Two days: Day 1 Blois town. Day 2 Chambord in the morning, Cheverny in the afternoon if children still have energy — or choose one and do it properly.
Three days: Day 1 Blois. Day 2 Chambord plus riverside downtime. Day 3 Cheverny or Chaumont-sur-Loire. Add Amboise/Clos Lucé only if your family genuinely enjoys full sightseeing days.
Best with a car: Chambord, Cheverny, Chaumont and Amboise all become easier. Without a car, choose fewer day trips and verify transport before promising children anything.
💡 Practical Tips for Families
- Book key tickets online in school holidays, especially Chambord and popular château time slots.
- Do not over-stack castles. One major château per day is plenty for most children.
- Use Blois as the sleep base. Staying central lets you retreat to the hotel between activities.
- Bring layers. Château interiors can feel cool even when the Loire Valley is warm.
- Watch lunch hours. Many French restaurants are strict about service windows.
- Consider a carrier for toddlers. Blois has stairs, slopes and cobbles.
- Make history concrete. Give kids missions: find salamanders, count towers, spot dragons, compare staircases.

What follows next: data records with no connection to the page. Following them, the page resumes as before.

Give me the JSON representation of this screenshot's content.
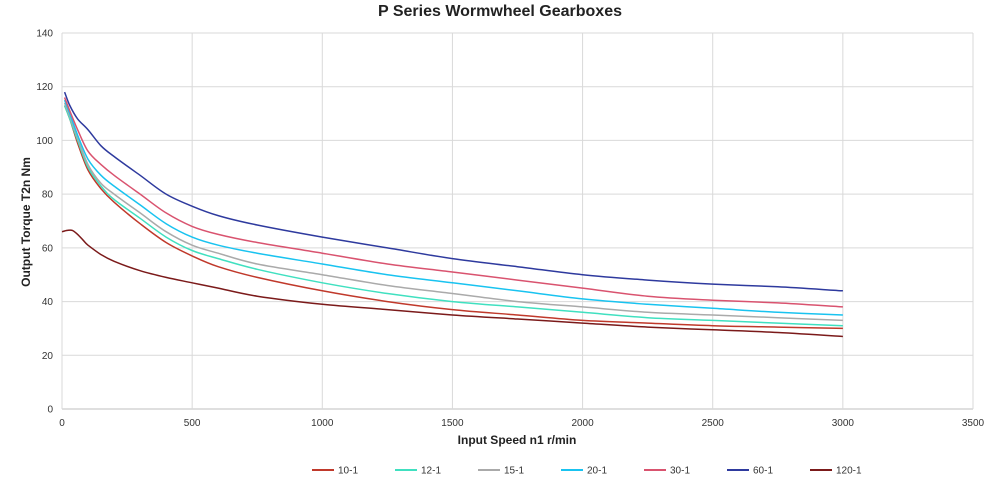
{
  "chart_data": {
    "type": "line",
    "title": "P Series Wormwheel Gearboxes",
    "xlabel": "Input Speed n1 r/min",
    "ylabel": "Output Torque T2n Nm",
    "xlim": [
      0,
      3500
    ],
    "ylim": [
      0,
      140
    ],
    "xticks": [
      0,
      500,
      1000,
      1500,
      2000,
      2500,
      3000,
      3500
    ],
    "yticks": [
      0,
      20,
      40,
      60,
      80,
      100,
      120,
      140
    ],
    "grid": true,
    "legend_position": "bottom",
    "series": [
      {
        "name": "10-1",
        "color": "#c0392b",
        "x": [
          10,
          30,
          60,
          100,
          150,
          200,
          300,
          400,
          500,
          600,
          750,
          1000,
          1250,
          1500,
          1750,
          2000,
          2250,
          2500,
          2750,
          3000
        ],
        "y": [
          113,
          108,
          99,
          89,
          82,
          77,
          69,
          62,
          57,
          53,
          49,
          44,
          40,
          37,
          35,
          33,
          32,
          31,
          30.5,
          30
        ]
      },
      {
        "name": "12-1",
        "color": "#40e0c0",
        "x": [
          10,
          30,
          60,
          100,
          150,
          200,
          300,
          400,
          500,
          600,
          750,
          1000,
          1250,
          1500,
          1750,
          2000,
          2250,
          2500,
          2750,
          3000
        ],
        "y": [
          113,
          108,
          100,
          90,
          83,
          78,
          71,
          64,
          59,
          56,
          52,
          47,
          43,
          40,
          38,
          36,
          34,
          33,
          32,
          31
        ]
      },
      {
        "name": "15-1",
        "color": "#aaaaaa",
        "x": [
          10,
          30,
          60,
          100,
          150,
          200,
          300,
          400,
          500,
          600,
          750,
          1000,
          1250,
          1500,
          1750,
          2000,
          2250,
          2500,
          2750,
          3000
        ],
        "y": [
          114,
          109,
          101,
          91,
          84,
          80,
          73,
          66,
          61,
          58,
          54,
          50,
          46,
          43,
          40,
          38,
          36,
          35,
          34,
          33
        ]
      },
      {
        "name": "20-1",
        "color": "#19c3f0",
        "x": [
          10,
          30,
          60,
          100,
          150,
          200,
          300,
          400,
          500,
          600,
          750,
          1000,
          1250,
          1500,
          1750,
          2000,
          2250,
          2500,
          2750,
          3000
        ],
        "y": [
          115,
          110,
          102,
          93,
          87,
          83,
          76,
          69,
          64,
          61,
          58,
          54,
          50,
          47,
          44,
          41,
          39,
          37.5,
          36,
          35
        ]
      },
      {
        "name": "30-1",
        "color": "#d9536f",
        "x": [
          10,
          30,
          60,
          100,
          150,
          200,
          300,
          400,
          500,
          600,
          750,
          1000,
          1250,
          1500,
          1750,
          2000,
          2250,
          2500,
          2750,
          3000
        ],
        "y": [
          116,
          111,
          104,
          96,
          91,
          87,
          80,
          73,
          68,
          65,
          62,
          58,
          54,
          51,
          48,
          45,
          42,
          40.5,
          39.5,
          38
        ]
      },
      {
        "name": "60-1",
        "color": "#2e3a9e",
        "x": [
          10,
          30,
          60,
          100,
          150,
          200,
          300,
          400,
          500,
          600,
          750,
          1000,
          1250,
          1500,
          1750,
          2000,
          2250,
          2500,
          2750,
          3000
        ],
        "y": [
          118,
          113,
          108,
          104,
          98,
          94,
          87,
          80,
          75.5,
          72,
          68.5,
          64,
          60,
          56,
          53,
          50,
          48,
          46.5,
          45.5,
          44
        ]
      },
      {
        "name": "120-1",
        "color": "#7b1a1a",
        "x": [
          0,
          20,
          40,
          60,
          80,
          100,
          150,
          200,
          300,
          400,
          500,
          600,
          750,
          1000,
          1250,
          1500,
          1750,
          2000,
          2250,
          2500,
          2750,
          3000
        ],
        "y": [
          66,
          66.5,
          66.5,
          65,
          63,
          61,
          57.5,
          55,
          51.5,
          49,
          47,
          45,
          42,
          39,
          37,
          35,
          33.5,
          32,
          30.5,
          29.5,
          28.5,
          27
        ]
      }
    ]
  }
}
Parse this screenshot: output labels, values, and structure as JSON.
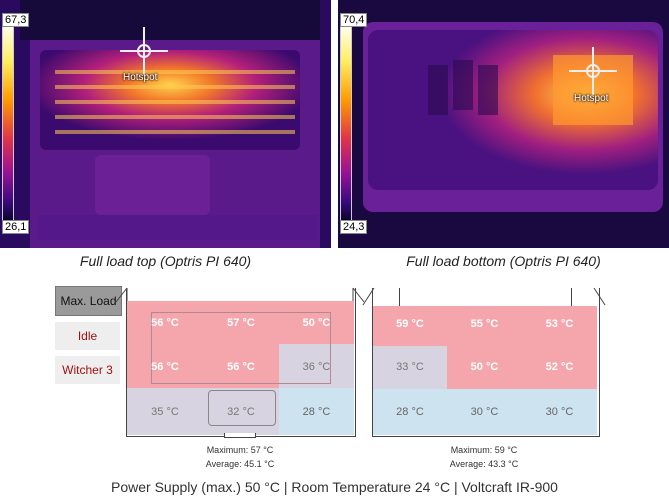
{
  "images": {
    "top": {
      "max_label": "67,3",
      "min_label": "26,1",
      "hotspot_label": "Hotspot",
      "caption": "Full load top (Optris PI 640)"
    },
    "bottom": {
      "max_label": "70,4",
      "min_label": "24,3",
      "hotspot_label": "Hotspot",
      "caption": "Full load bottom (Optris PI 640)"
    }
  },
  "tabs": [
    {
      "label": "Max. Load",
      "active": true
    },
    {
      "label": "Idle",
      "active": false
    },
    {
      "label": "Witcher 3",
      "active": false
    }
  ],
  "top_map": {
    "cells": [
      "56 °C",
      "57 °C",
      "50 °C",
      "56 °C",
      "56 °C",
      "36 °C",
      "35 °C",
      "32 °C",
      "28 °C"
    ],
    "maximum": "Maximum: 57 °C",
    "average": "Average: 45.1 °C"
  },
  "bottom_map": {
    "cells": [
      "59 °C",
      "55 °C",
      "53 °C",
      "33 °C",
      "50 °C",
      "52 °C",
      "28 °C",
      "30 °C",
      "30 °C"
    ],
    "maximum": "Maximum: 59 °C",
    "average": "Average: 43.3 °C"
  },
  "footer": "Power Supply (max.)  50 °C | Room Temperature 24 °C | Voltcraft IR-900",
  "colors": {
    "hot": "#f4a6ac",
    "warm": "#d8d3e0",
    "cool": "#cde3ef",
    "tab_active": "#9a9a9a",
    "tab_text": "#a01010"
  }
}
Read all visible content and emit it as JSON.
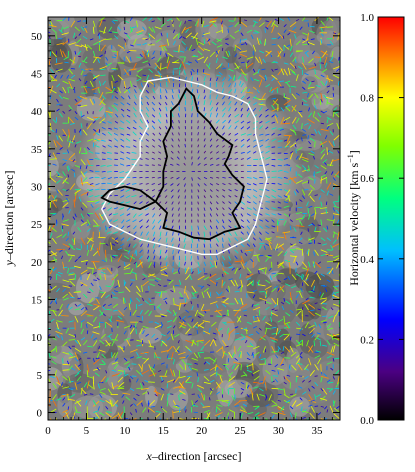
{
  "chart_data": [
    {
      "type": "heatmap",
      "title": "",
      "xlabel_italic": "x",
      "xlabel_rest": "–direction   [arcsec]",
      "ylabel_italic": "y",
      "ylabel_rest": "–direction   [arcsec]",
      "xlim": [
        0,
        38
      ],
      "ylim": [
        -1,
        52.5
      ],
      "xticks": [
        0,
        5,
        10,
        15,
        20,
        25,
        30,
        35
      ],
      "yticks": [
        0,
        5,
        10,
        15,
        20,
        25,
        30,
        35,
        40,
        45,
        50
      ],
      "background": "grayscale continuum intensity with sunspot (umbra dark, penumbra bright)",
      "overlay": "horizontal flow vectors colored by speed",
      "contours": {
        "umbra_boundary_color": "#000000",
        "penumbra_boundary_color": "#ffffff",
        "umbra_outline": [
          [
            16,
            40
          ],
          [
            17,
            41
          ],
          [
            18,
            43
          ],
          [
            19,
            42
          ],
          [
            19.5,
            40
          ],
          [
            21,
            38.5
          ],
          [
            22,
            37
          ],
          [
            24,
            35.5
          ],
          [
            23.5,
            34
          ],
          [
            23,
            33
          ],
          [
            24,
            31.5
          ],
          [
            25.5,
            30
          ],
          [
            25,
            28
          ],
          [
            24,
            26.5
          ],
          [
            25,
            24.5
          ],
          [
            23,
            24
          ],
          [
            22,
            23.5
          ],
          [
            21,
            23
          ],
          [
            19,
            23.2
          ],
          [
            17,
            24
          ],
          [
            15,
            24.5
          ],
          [
            15.5,
            26.5
          ],
          [
            14,
            28
          ],
          [
            12,
            29.5
          ],
          [
            10,
            30
          ],
          [
            8,
            29.5
          ],
          [
            7,
            28.5
          ],
          [
            8,
            28
          ],
          [
            10,
            27.5
          ],
          [
            12,
            27
          ],
          [
            14,
            28
          ],
          [
            15,
            30
          ],
          [
            15,
            32
          ],
          [
            15.5,
            34
          ],
          [
            15,
            36
          ],
          [
            16,
            38
          ]
        ],
        "penumbra_outline": [
          [
            13,
            44
          ],
          [
            16,
            44.5
          ],
          [
            18,
            44
          ],
          [
            20,
            43.5
          ],
          [
            22,
            42.5
          ],
          [
            24,
            42
          ],
          [
            26,
            41
          ],
          [
            27,
            39
          ],
          [
            27,
            37
          ],
          [
            27.5,
            35
          ],
          [
            28,
            33
          ],
          [
            28.5,
            31
          ],
          [
            28,
            29
          ],
          [
            27.5,
            27
          ],
          [
            27,
            25
          ],
          [
            26,
            23
          ],
          [
            24,
            22
          ],
          [
            22,
            21
          ],
          [
            20,
            21
          ],
          [
            18,
            21.5
          ],
          [
            16,
            22
          ],
          [
            14,
            22.5
          ],
          [
            12,
            23
          ],
          [
            10,
            24
          ],
          [
            8,
            25
          ],
          [
            7,
            27
          ],
          [
            8,
            29
          ],
          [
            10,
            31
          ],
          [
            11,
            32.5
          ],
          [
            12,
            34
          ],
          [
            12,
            36
          ],
          [
            13,
            38
          ],
          [
            12,
            40
          ],
          [
            12,
            42
          ]
        ]
      }
    },
    {
      "type": "heatmap",
      "role": "colorbar",
      "ylabel": "Horizontal velocity   [km s",
      "ylabel_exp": "−1",
      "ylabel_close": "]",
      "ylim": [
        0.0,
        1.0
      ],
      "ticks": [
        "0.0",
        "0.2",
        "0.4",
        "0.6",
        "0.8",
        "1.0"
      ],
      "tick_values": [
        0.0,
        0.2,
        0.4,
        0.6,
        0.8,
        1.0
      ],
      "colors": [
        "#000000",
        "#4b0082",
        "#0000ff",
        "#00bfff",
        "#00ff80",
        "#80ff00",
        "#ffff00",
        "#ff8000",
        "#ff0000"
      ]
    }
  ]
}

📋 Quick Reference: Activities at a Glance
| Activity | Best Ages | Time Needed | Cost | Notes |
|---|---|---|---|---|
| Château Royal de Blois | 6+ | 1.5–2.5h | Paid | Best first stop |
| Maison de la Magie | 4–12 | 1–1.5h | Paid | Dragons + shows |
| Natural History Museum | 3–10 | 45–75m | Low | Rainy-day filler |
| Fondation du Doute | 8+ | 45–90m | Paid | Quirky art |
| Denis Papin Stairs | 5+ | 10–20m | Free | Not buggy-friendly |
| Cathedral & Bishop’s Gardens | All | 30–60m | Free | Views + reset |
| Loire à Vélo | 7+ riders | 1h–day | Hire varies | Start short |
| Port de la Creusille | All | 30–90m | Free | Picnic/viewpoint |
| Parc des Mées | All | 1–2h | Free | Movement break |
| Chambord | 5+ | Half day | Paid | Loire icon |
| Cheverny | All | 2–4h | Paid | Furnished + Tintin link |
| Chaumont-sur-Loire | 5+ | Half day | Paid | Gardens + castle |
| Amboise & Clos Lucé | 6+ | Full day | Paid | Leonardo focus |
| Family restaurants | All | 1–2h | Varies | Book/eat early |
| Picnic strategy | All | Flexible | Budget | Great fallback |
✈️ Getting to Blois from Malta
There are no direct Malta–Blois flights; Blois is reached via Paris. Fly Malta to Paris Orly (ORY) or Charles de Gaulle (CDG), transfer to Paris Austerlitz or another relevant station, then take the train to Blois-Chambord. Total door-to-door time is not short, but the payoff is a compact Loire base with several of France’s best family château experiences close by.
For families with younger children, consider one night in Paris before or after the Loire leg rather than forcing flight, airport transfer and train all into one long travel day. If renting a car, pick it up after leaving Paris rather than driving through the city centre.